Zusammenkommen ist ein Beginn, zusammenbleiben ist ein Fortschritt, zusammenarbeiten ist ein Erfolg.

Henry Ford

Werte Anwesende

Die Einwohner- und Ortsbürgergemeinde sind vor Ewigkeiten zusammengekommen. Sie sind und werden auch zusammengeblieben.

Aber der entscheidende Schritt für uns ist das dritte: zusammenarbeiten. Und da stellen sich mir in letzter Zeit Fragen.

Im gleichen Boot

Es ist doch so – eigentlich sitzen wir im gleichen Boot. Und wenn wir gut abgestimmt rudern, erreichen wir das Ziel entspannt und einfach. Schlecht abgestimmt…

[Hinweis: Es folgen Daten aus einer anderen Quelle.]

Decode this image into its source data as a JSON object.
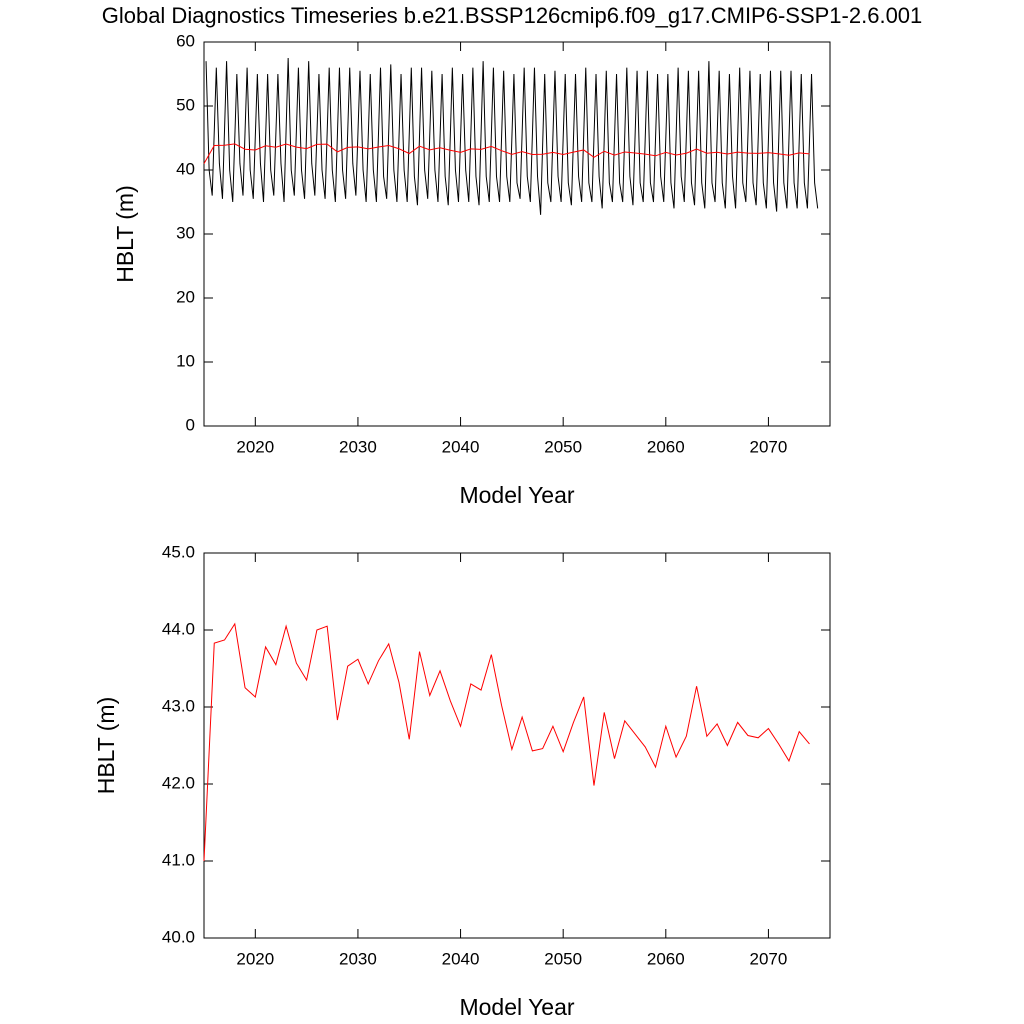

Natürlich darf man sich darüber streiten, ob wir eher links oder eher rechts am Ufer entlangrudern – das ist Politik, das ist erlaubt, das ist sogar notwendig. Genauso klar ist, dass Einwohnergemeinde und Ortsbürger nicht immer genau die gleichen Interessen haben. Für die einen mehr Gebühren ist mehr Einnahmen für die anderen – mehr Gebührenerlass für die einen ist weniger Ausgabe für die anderen.

Man könnte meinen, es sei ein Nullsummenspiel. Aber das ist schlicht falsch. Wenn wir koordiniert rudern, wenn wir einander vertrauen, können wir mehr erreichen. Und die grundsätzliche Richtung ist wohl klar: vorwärts für Aarau.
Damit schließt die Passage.